Journaling: por onde começar?

Se nunca experimentaste documentar a tua vida e libertar os teus pensamos na forma de journaling, provavelmente deverás estar a questionar-te “por onde começo?”

Pois, bem, eu estou cá para isso! Vou explicar-te muito brevemente do que precisas para dar início à tua mágica e transformadora prática de journaling.

Antes de mais, aqui vai novamente esta frase com a qual te vais cruzar muitas vezes aqui pelo Blume Journaling:

No Journaling não há regras excepto aquelas que tu criares.

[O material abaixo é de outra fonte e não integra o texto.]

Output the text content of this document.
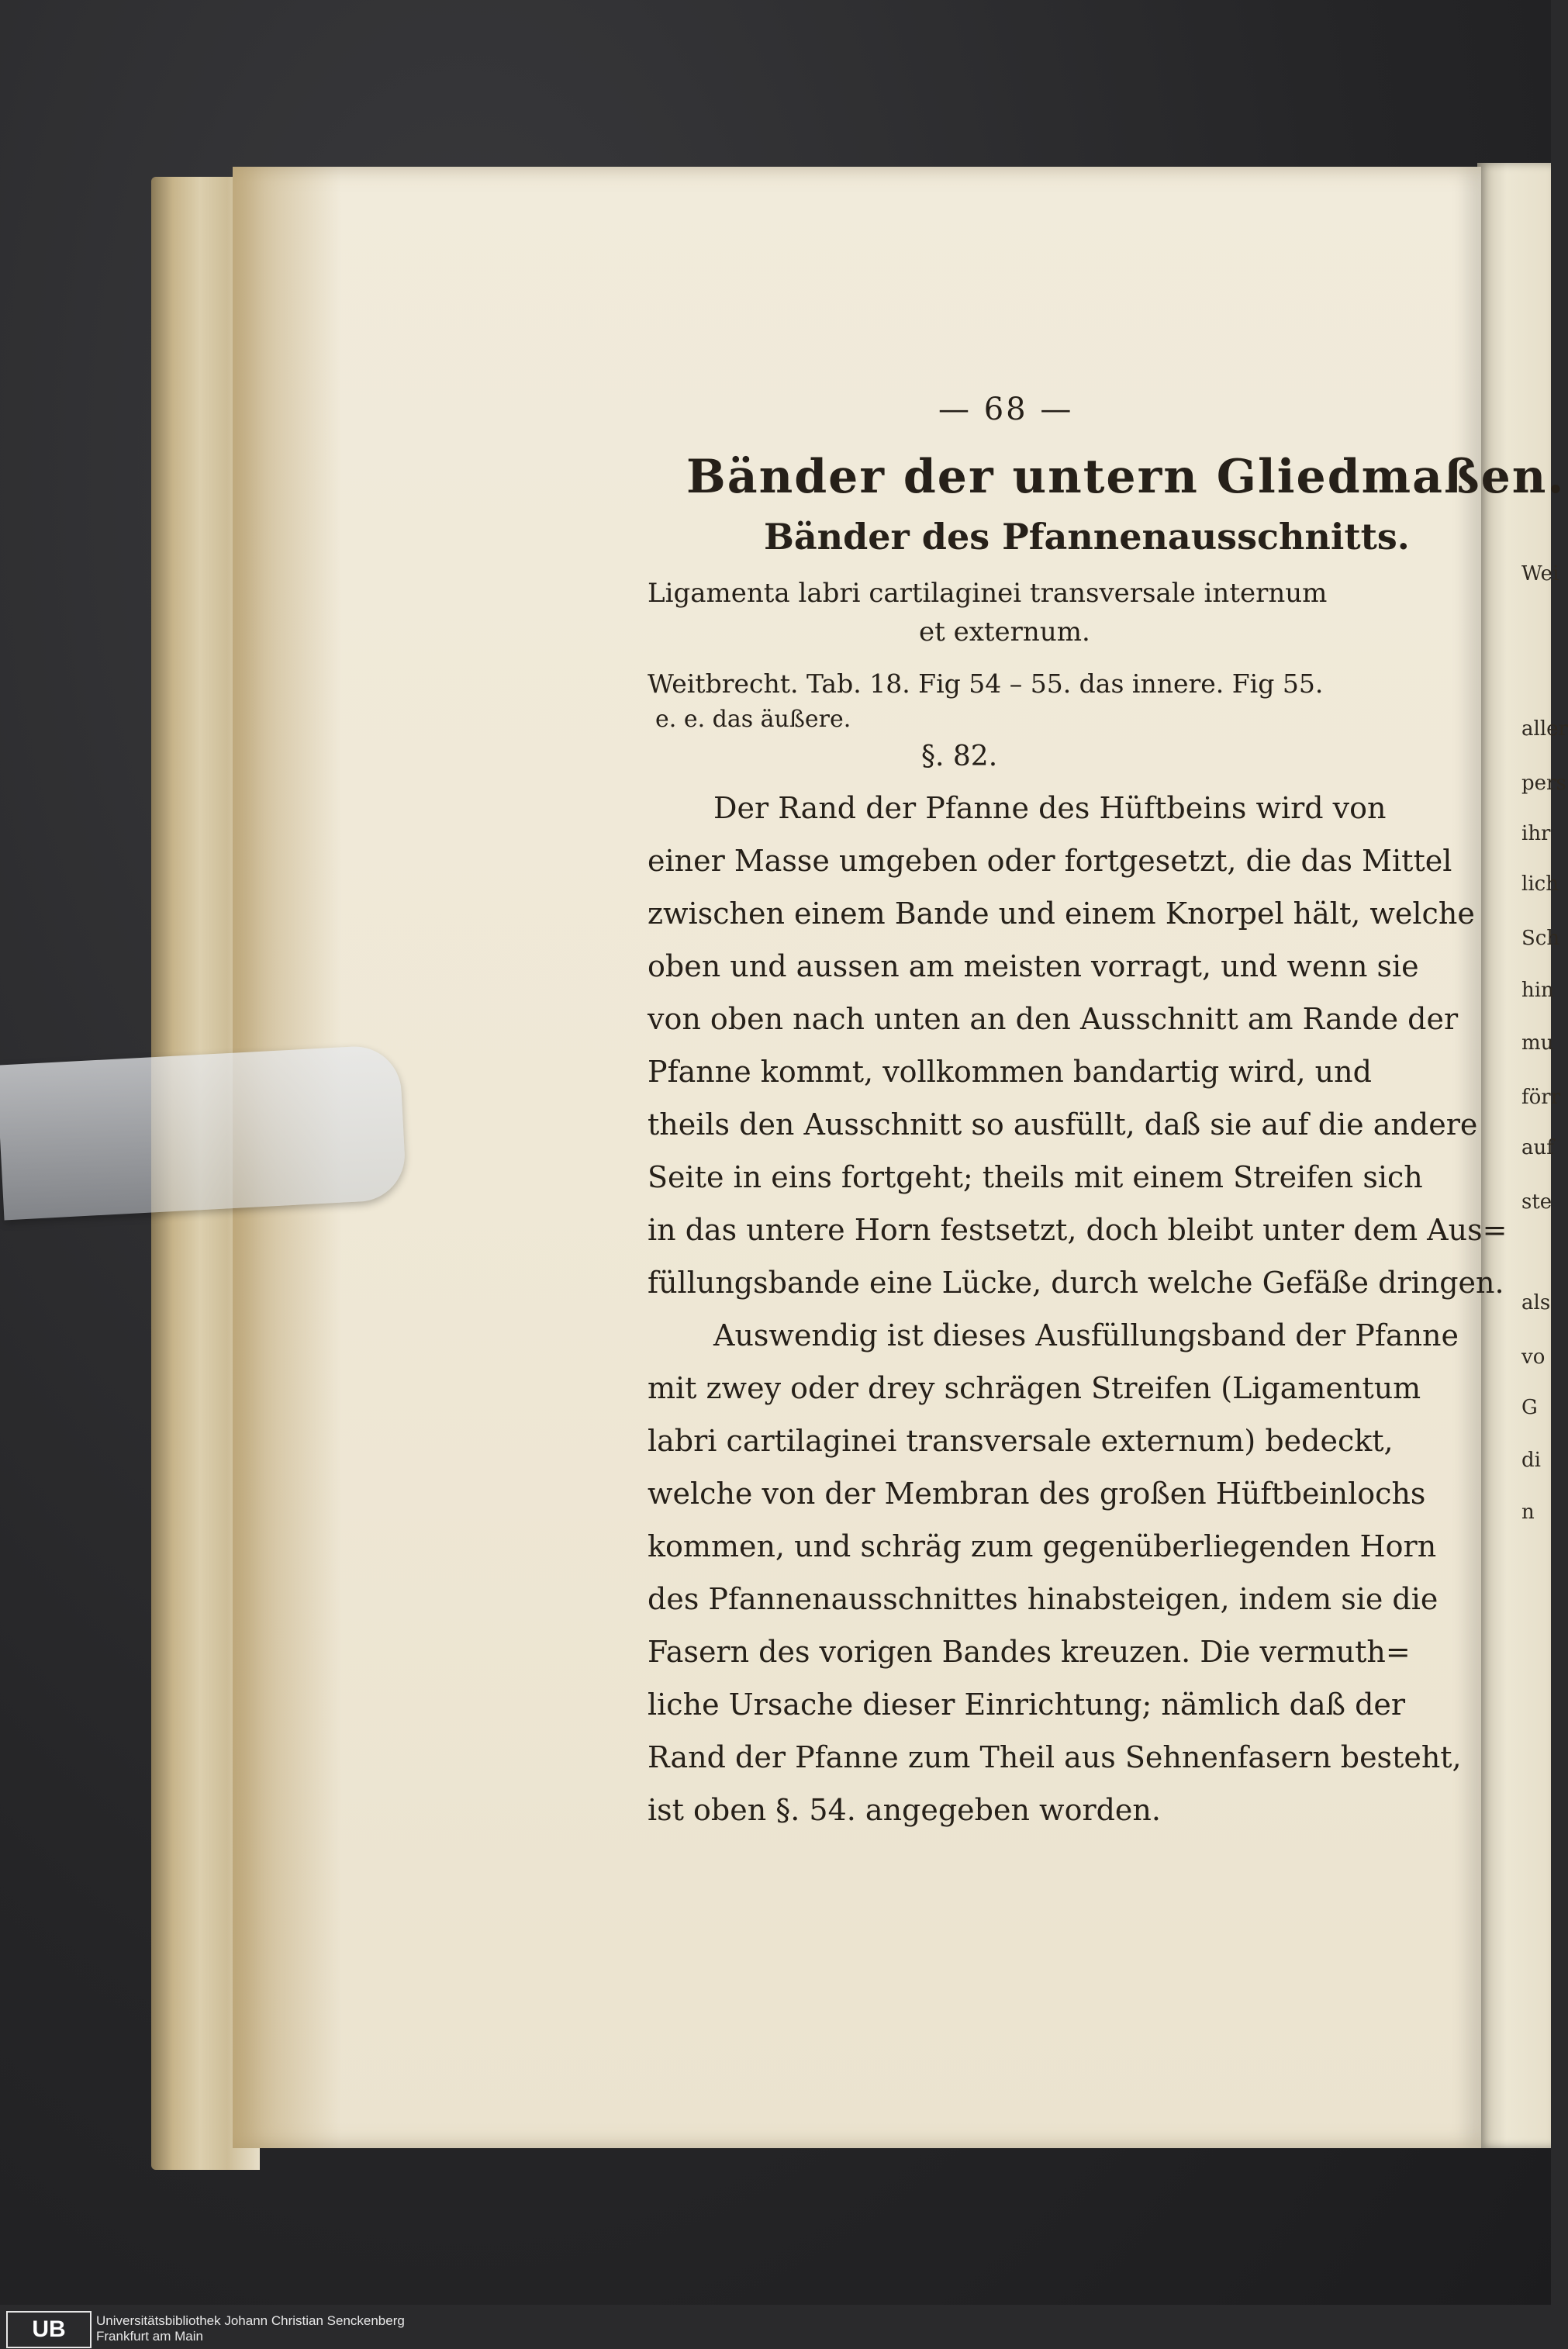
— 68 —
Bänder der untern Gliedmaßen.
Bänder des Pfannenausschnitts.
Ligamenta labri cartilaginei transversale internum
et externum.
Weitbrecht. Tab. 18. Fig 54 – 55. das innere. Fig 55.
e. e. das äußere.
§. 82.
Der Rand der Pfanne des Hüftbeins wird von
einer Masse umgeben oder fortgesetzt, die das Mittel
zwischen einem Bande und einem Knorpel hält, welche
oben und aussen am meisten vorragt, und wenn sie
von oben nach unten an den Ausschnitt am Rande der
Pfanne kommt, vollkommen bandartig wird, und
theils den Ausschnitt so ausfüllt, daß sie auf die andere
Seite in eins fortgeht; theils mit einem Streifen sich
in das untere Horn festsetzt, doch bleibt unter dem Aus=
füllungsbande eine Lücke, durch welche Gefäße dringen.
Auswendig ist dieses Ausfüllungsband der Pfanne
mit zwey oder drey schrägen Streifen (Ligamentum
labri cartilaginei transversale externum) bedeckt,
welche von der Membran des großen Hüftbeinlochs
kommen, und schräg zum gegenüberliegenden Horn
des Pfannenausschnittes hinabsteigen, indem sie die
Fasern des vorigen Bandes kreuzen. Die vermuth=
liche Ursache dieser Einrichtung; nämlich daß der
Rand der Pfanne zum Theil aus Sehnenfasern besteht,
ist oben §. 54. angegeben worden.
Wei
aller
pers
ihr
lich
Sch
hin
mu
förr
auf
ste
als
vo
G
di
n
UB	Universitätsbibliothek Johann Christian Senckenberg
Frankfurt am Main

Ou seja, é tudo arbitrário, moldável e transmutável. Tu é que decides que rumo e forma dar à tua prática de journaling. Posto isto, vamos lá listar aquilo de que precisas para começar.

1. Algo em que escrever

Em papel ou formato digital. Quando penso em journaling, penso em papel, mas – lá está – cada um é que sabe que meio prefere. Sei que escrever em papel é muito bonito e romântico, mas se à partida sabes que é algo que vais abandonar ao longo do tempo e preferes escrever no telemóvel ou no computador, força! Não há formas inválidas de praticar journaling.

2. Algo com que escrever

Uma caneta ou computador/telemóvel para quem prefere praticar journaling digitalmente. Só não aconselho um lápis, porque com o passar dos anos vai deixar de ser ler nas páginas e o nosso objectivo é manter as nossas memórias para sempre nos nossos cadernos, certo?

Na minha opinião, a escolha da caneta é importantíssima. Se fores como eu, não gostas de escrever no journal com várias canetas diferentes. Eu prefiro ter uma ou duas canetas com as quais escrevo bem, de forma fluída e que me ajudam a ter uma boa caligrafia. Claro que uma simples caneta não faz milagres, mas ajuda muito!

Eu costumo usar a Stabilo preta ou a caneta Legami preta (com o panda, que é vendida na Fnac), que dá para apagar com a ponta caso me engane.

3. Decidir o tipo de journaling com o qual te identificas

Sim, há vários tipos de journaling! Podes preferir a escrita fluída ou o bullet journaling, por exemplo. O bullet journaling tem como propósito a organização de tudo: do trabalho, às tarefas diárias e às pequenas coisas como listas de compras.

No meu caso, eu prefiro separar estas duas realidades. Prefiro usar o meu Passion Planner para organização e o meu caderno para a minha prática de journaling.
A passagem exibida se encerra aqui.